C’est ainsi que tous les jours, nous allions dans un centre communautaire fréquenté par les habitants de Old Trafford. On y trouvait de la restauration, des prises USB et une connexion WIFI gratuite, une pharmacie proposant des prix bas, une salle de prière multiconfessionnelle, une bibliothèque contenant des livres en toutes les langues, des logements pour retraités ou encore une garderie… Les jeunes de toutes les confessions et langages se retrouvaient pour un café ou bien pour faire leurs devoirs. C’était un joli exemple quotidien de vivre-ensemble que je n’avais jamais eu l’occasion de vivre dans mon pays. Même si je regrette que l’enjeu des services sociaux proposés m’échappe encore, j’ai l’impression d’avoir beaucoup appris.

Brexit et coupe budgétaires globales

Ce qui a cependant été frappant est que ce beau projet semblait être une exception parmis les autres initiatives. L’autre centre social dans lequel nous travaillions était vétuste, un autre, était sur le point de fermer. Les intervenants locaux nous ont fait part de leur inquiétude face aux nombreuses fermetures de centres sociaux qu’ils constataient dans leur pays.
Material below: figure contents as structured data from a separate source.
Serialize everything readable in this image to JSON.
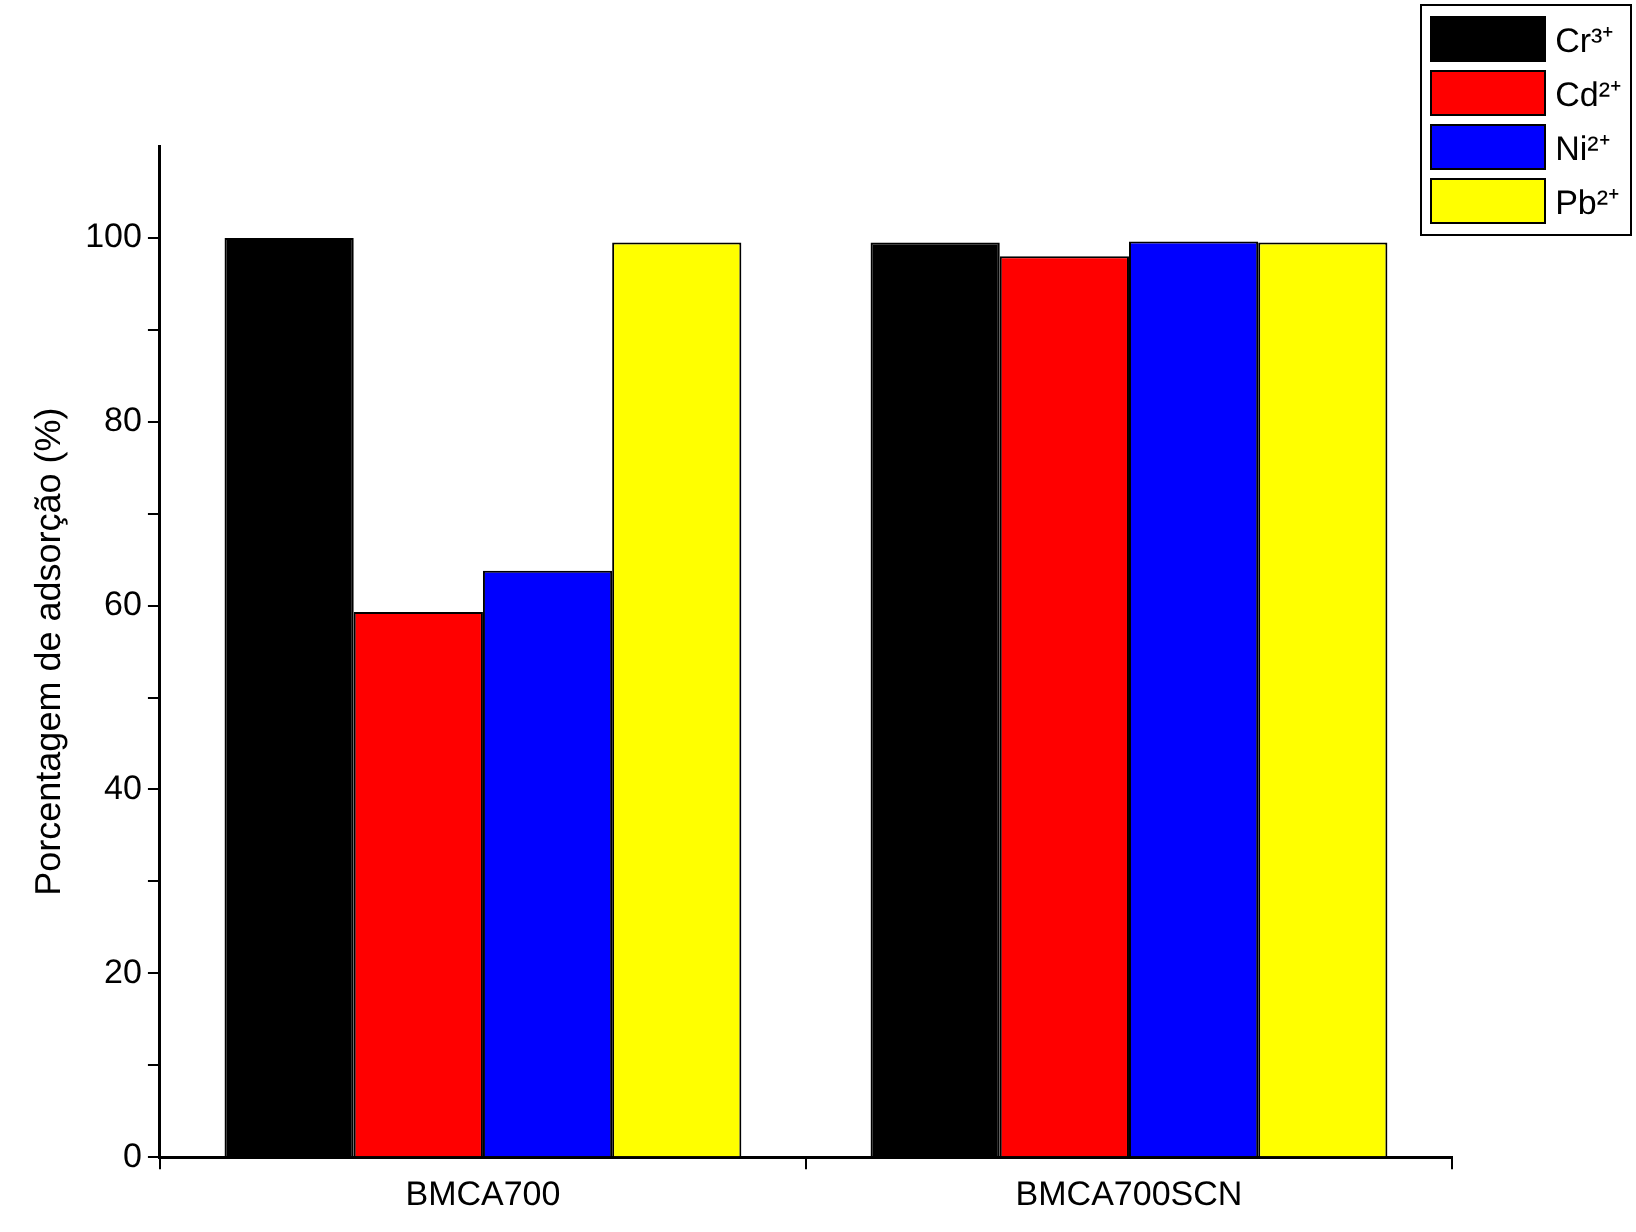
{
  "chart_data": {
    "type": "bar",
    "ylabel": "Porcentagem de adsorção (%)",
    "categories": [
      "BMCA700",
      "BMCA700SCN"
    ],
    "series": [
      {
        "name": "Cr³⁺",
        "color": "#000000",
        "values": [
          100,
          99.5
        ]
      },
      {
        "name": "Cd²⁺",
        "color": "#ff0000",
        "values": [
          59.3,
          98.0
        ]
      },
      {
        "name": "Ni²⁺",
        "color": "#0000ff",
        "values": [
          63.8,
          99.6
        ]
      },
      {
        "name": "Pb²⁺",
        "color": "#ffff00",
        "values": [
          99.5,
          99.5
        ]
      }
    ],
    "ylim": [
      0,
      110
    ],
    "yticks": [
      0,
      {
        "value": 10,
        "label": null
      },
      20,
      {
        "value": 30,
        "label": null
      },
      40,
      {
        "value": 50,
        "label": null
      },
      60,
      {
        "value": 70,
        "label": null
      },
      80,
      {
        "value": 90,
        "label": null
      },
      100
    ],
    "grid": false,
    "legend": "top right"
  }
}
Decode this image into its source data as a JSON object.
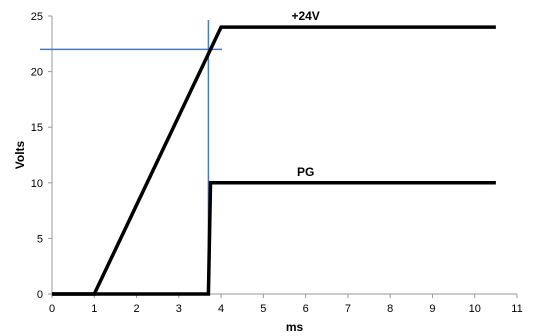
{
  "chart_data": {
    "type": "line",
    "title": "",
    "xlabel": "ms",
    "ylabel": "Volts",
    "xlim": [
      0,
      11
    ],
    "ylim": [
      0,
      25
    ],
    "x_ticks": [
      "0",
      "1",
      "2",
      "3",
      "4",
      "5",
      "6",
      "7",
      "8",
      "9",
      "10",
      "11"
    ],
    "y_ticks": [
      "0",
      "5",
      "10",
      "15",
      "20",
      "25"
    ],
    "grid": false,
    "legend": "none",
    "series": [
      {
        "name": "+24V",
        "color": "#000000",
        "points": [
          [
            0,
            0
          ],
          [
            1,
            0
          ],
          [
            3.75,
            22
          ],
          [
            4.0,
            24
          ],
          [
            10.5,
            24
          ]
        ]
      },
      {
        "name": "PG",
        "color": "#000000",
        "points": [
          [
            0,
            0
          ],
          [
            3.7,
            0
          ],
          [
            3.75,
            10
          ],
          [
            10.5,
            10
          ]
        ]
      }
    ],
    "reference_lines": {
      "color": "#4a7ab8",
      "vertical_x": 3.7,
      "horizontal_y": 22
    }
  }
}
Les projets que nous suivions étaient en majorité destinés aux jeunes gens, or en Angleterre les budgets alloués aux projets jeunesses ont baissé de 70% en dix ans. Selon les constats du YMCA, le district du Grand Manchesters, Trafford, a ainsi perdu la totalité de ses financements publics. C’est ainsi que les coordinateurs du centre social que nous ont expliqué qu’ils prévoyaient de fermer d’ici mars 2020. Après l’arrêt des financements publics, c’était le leg privé d’un paroissien qui leur avait permis de poursuivre leurs activités. La fermeture de cet espace implique l’arrêt de nombreux services comme l’apprentissage de l’anglais, l’accompagnement à la recherche d’emploi mais aussi les cours de sport à bas prix, les groupes de parole…  Il y avait également de grandes incertitudes au sujet du retrait des financements de l’Union Européenne et de leur remplacement.

Cette tendance ne semblait cependant pas propre à l’Angleterre car ces restrictions trouvaient des échos dans les témoignages des participants. Par exemple une des participantes italienne travaillait également dans un service dédiés aux migrants et aux réfugiés. D’autres témoignages rendaient visible le fait que beaucoup des participants Européens travaillant dans le secteur occupaient finalement des emplois précaires.

Je suis très contente d’avoir participé à ce projet. C’était un voyage qui a eu beaucoup de sens. Même si j’ai l’impression d’avoir au final peu compris le manuel de l’UNHCR, nous avons réellement pu aller sur le terrain. Ainsi nous avons rencontrer des acteurs et actrices sociaux de toute l’Europe et comparer nos expériences.